From left— Rita Uwaka, Coordinator, Friends of the Earth Africa, FoEA’s Forest and Biodiversity Programme, organisers of APT; Amnata Massaquoi, Sierra Leonean journalist; Hannah Deen, from Sierra Leone, affected by a multinational’s expansionist project, and Dr. Nnimmo Bassey, at the FoEA tribunal. PHOTO: Agbonkhese Oboh.

By Agbonkhese Oboh

The African Peoples Tribunal, APT, set up by Friends of the Earth Africa, FoEA, has indicted governments and multinationals in the exposure of African communities to adverse social, gender and environmental impacts of industrial agribusinesses.

APT passed the verdict at the FoEA first session on industrial plantations held in Lagos from November 25 to 27, where cases of affected communities from 10 African countries were reviewed.

The jurors were Ms. Ikal Angelei, Kenya; Dr. Nnimmo Bassey, Nigeria; Professor Alfred Apau Oteng-Yeboah, Ghana, and Ms. Makoma Lekalakala, South Africa.

The cases, presented through written and oral submissions, were from Cameroon, Cote D’Ivoire, Ghana, Gabon, Sierra Leone, Liberia, Mozambique, Tanzania, Uganda and Nigeria.

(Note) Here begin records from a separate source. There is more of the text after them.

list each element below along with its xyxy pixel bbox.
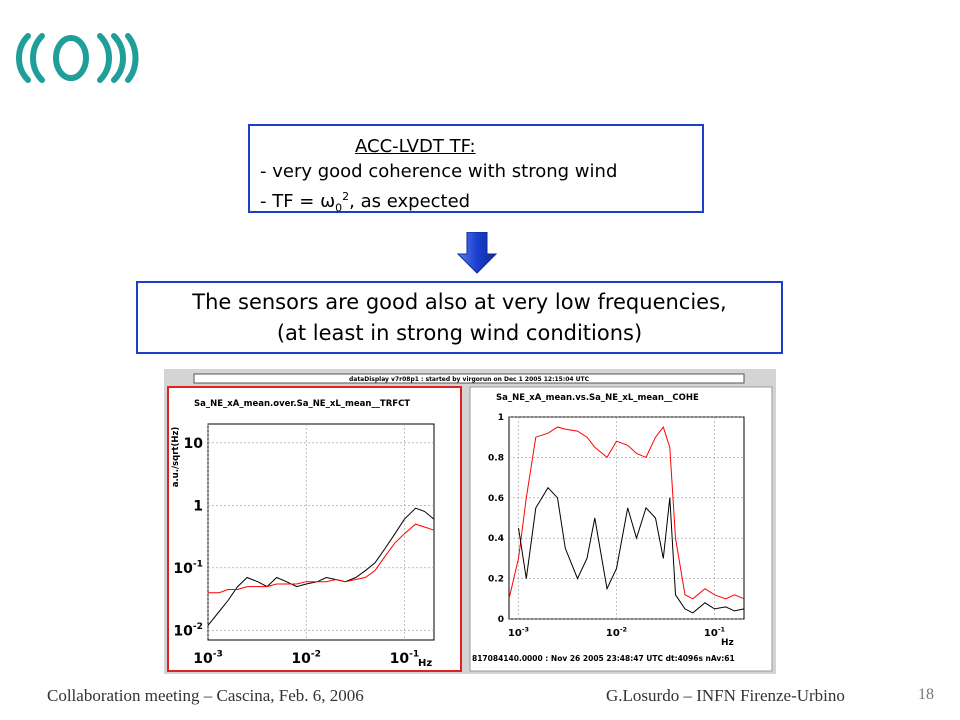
right-y-tick-label: 1: [498, 413, 504, 423]
omega-symbol: ω: [320, 191, 336, 212]
conclusion-line-2: (at least in strong wind conditions): [276, 321, 643, 345]
formula-prefix: - TF =: [260, 191, 321, 212]
right-x-tick-label: 10-1: [704, 626, 726, 640]
left-y-tick-label: 10-2: [173, 622, 203, 639]
tf-line-formula: - TF = ω02, as expected: [260, 184, 692, 221]
left-series-red: [208, 523, 435, 594]
right-series-black: [518, 486, 745, 614]
right-y-tick-label: 0.6: [488, 494, 504, 504]
omega-subscript: 0: [335, 201, 343, 215]
omega-superscript: 2: [342, 190, 350, 203]
left-y-tick-label: 1: [193, 498, 203, 514]
left-grid: [207, 424, 434, 640]
right-y-tick-label: 0.8: [488, 453, 504, 463]
tf-summary-box: ACC-LVDT TF: - very good coherence with …: [248, 124, 704, 215]
right-y-tick-label: 0: [498, 615, 504, 625]
right-plot-title: Sa_NE_xA_mean.vs.Sa_NE_xL_mean__COHE: [496, 393, 699, 403]
footer-author: G.Losurdo – INFN Firenze-Urbino: [606, 686, 845, 705]
right-plot-area: [508, 416, 745, 620]
formula-suffix: , as expected: [349, 191, 471, 212]
footer-meeting: Collaboration meeting – Cascina, Feb. 6,…: [47, 686, 364, 705]
right-tick-labels: 10-3 10-2 10-1 0 0.2 0.4 0.6 0.8 1: [488, 413, 725, 639]
right-series: [508, 426, 745, 614]
right-x-axis-label: Hz: [721, 638, 734, 648]
right-x-tick-label: 10-3: [508, 626, 529, 640]
conclusion-line-1: The sensors are good also at very low fr…: [192, 290, 727, 314]
page-number: 18: [918, 686, 934, 703]
left-series: [207, 507, 435, 626]
right-y-tick-label: 0.2: [488, 575, 504, 585]
down-arrow-icon: [457, 232, 497, 274]
datadisplay-plots: dataDisplay v7r08p1 : started by virgoru…: [164, 369, 776, 674]
left-series-black: [207, 507, 435, 626]
right-x-tick-label: 10-2: [606, 626, 627, 640]
left-plot-title: Sa_NE_xA_mean.over.Sa_NE_xL_mean__TRFCT: [194, 399, 410, 409]
right-y-tick-label: 0.4: [488, 534, 504, 544]
tf-line-coherence: - very good coherence with strong wind: [260, 161, 618, 182]
header-bar-text: dataDisplay v7r08p1 : started by virgoru…: [349, 376, 590, 383]
left-tick-labels: 10-3 10-2 10-1 10 1 10-1 10-2: [173, 436, 419, 667]
left-x-tick-label: 10-1: [390, 650, 420, 667]
left-x-axis-label: Hz: [418, 658, 432, 669]
header-bar: [193, 373, 745, 384]
left-y-tick-label: 10: [184, 436, 204, 452]
left-x-tick-label: 10-2: [291, 650, 321, 667]
left-y-tick-label: 10-1: [173, 560, 203, 577]
conclusion-box: The sensors are good also at very low fr…: [136, 281, 783, 354]
left-y-axis-label: a.u./sqrt(Hz): [171, 427, 181, 488]
left-x-tick-label: 10-3: [193, 650, 223, 667]
left-plot-area: [207, 423, 435, 641]
tf-heading: ACC-LVDT TF:: [355, 136, 476, 157]
right-series-red: [508, 426, 745, 600]
virgo-logo: [16, 33, 139, 83]
right-grid: [509, 416, 744, 620]
right-plot-footer: 817084140.0000 : Nov 26 2005 23:48:47 UT…: [472, 654, 735, 663]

According to the verdict, “While promoters and financiers of agro-commodity plantations treat tress as commodities and carbon sinks, forest-dependent communities see trees and forests as supporting their culture and food production, having intrinsic values, spiritual significance and spaces that define their identity.”

They held that aggressive land grabbing and deforestation for the expansion of industrial agro-commodity plantations was causing a new wave of oppression in Africa.

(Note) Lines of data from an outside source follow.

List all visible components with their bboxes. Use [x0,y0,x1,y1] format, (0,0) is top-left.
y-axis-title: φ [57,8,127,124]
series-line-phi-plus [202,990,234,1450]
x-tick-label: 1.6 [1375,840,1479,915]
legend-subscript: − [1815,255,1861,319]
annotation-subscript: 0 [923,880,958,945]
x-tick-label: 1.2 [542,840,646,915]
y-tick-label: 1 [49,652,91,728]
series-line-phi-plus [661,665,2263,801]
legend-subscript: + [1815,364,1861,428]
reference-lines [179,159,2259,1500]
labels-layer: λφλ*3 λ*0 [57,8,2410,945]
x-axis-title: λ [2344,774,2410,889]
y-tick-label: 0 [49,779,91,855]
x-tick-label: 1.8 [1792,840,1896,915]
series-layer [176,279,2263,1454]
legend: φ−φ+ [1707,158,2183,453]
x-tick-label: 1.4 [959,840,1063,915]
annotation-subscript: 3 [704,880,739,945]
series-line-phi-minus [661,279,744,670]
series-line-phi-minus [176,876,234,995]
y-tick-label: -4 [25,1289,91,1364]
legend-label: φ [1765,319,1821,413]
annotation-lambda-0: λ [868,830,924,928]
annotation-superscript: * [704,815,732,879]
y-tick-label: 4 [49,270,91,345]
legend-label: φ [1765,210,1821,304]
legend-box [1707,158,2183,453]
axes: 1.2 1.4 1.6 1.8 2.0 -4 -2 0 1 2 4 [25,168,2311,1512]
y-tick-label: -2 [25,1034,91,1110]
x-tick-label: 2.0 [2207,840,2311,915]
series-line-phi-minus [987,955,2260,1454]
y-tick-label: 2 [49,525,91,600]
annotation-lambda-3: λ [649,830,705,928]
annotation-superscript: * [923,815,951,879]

The impact, APT noted, was devastating on the rural people, “including differentiated and aggravated consequences for women.”

In all 10 cases, APT saw connivance between governments and transnational corporations in grabbing communities’ lands; violation of rights via systemic oppression with the use of state security forces; socio-economic dislocations; environmental harms; corruption and use of phony CSR mechanisms to access funds from international financial institutions.

The way forward, according to the African Peoples Tribunal, was for governments at all levels to see their duty of ensuring environmental protection and defending human, environmental and other rights of the people as vital.

International organisations needed to stop funding or backing activities that oppress communities; and other stakeholders (NGOs, social movements and the media) should work with communities, avoid being co-opted by corporations or governments, but to work towards decolonising the environment.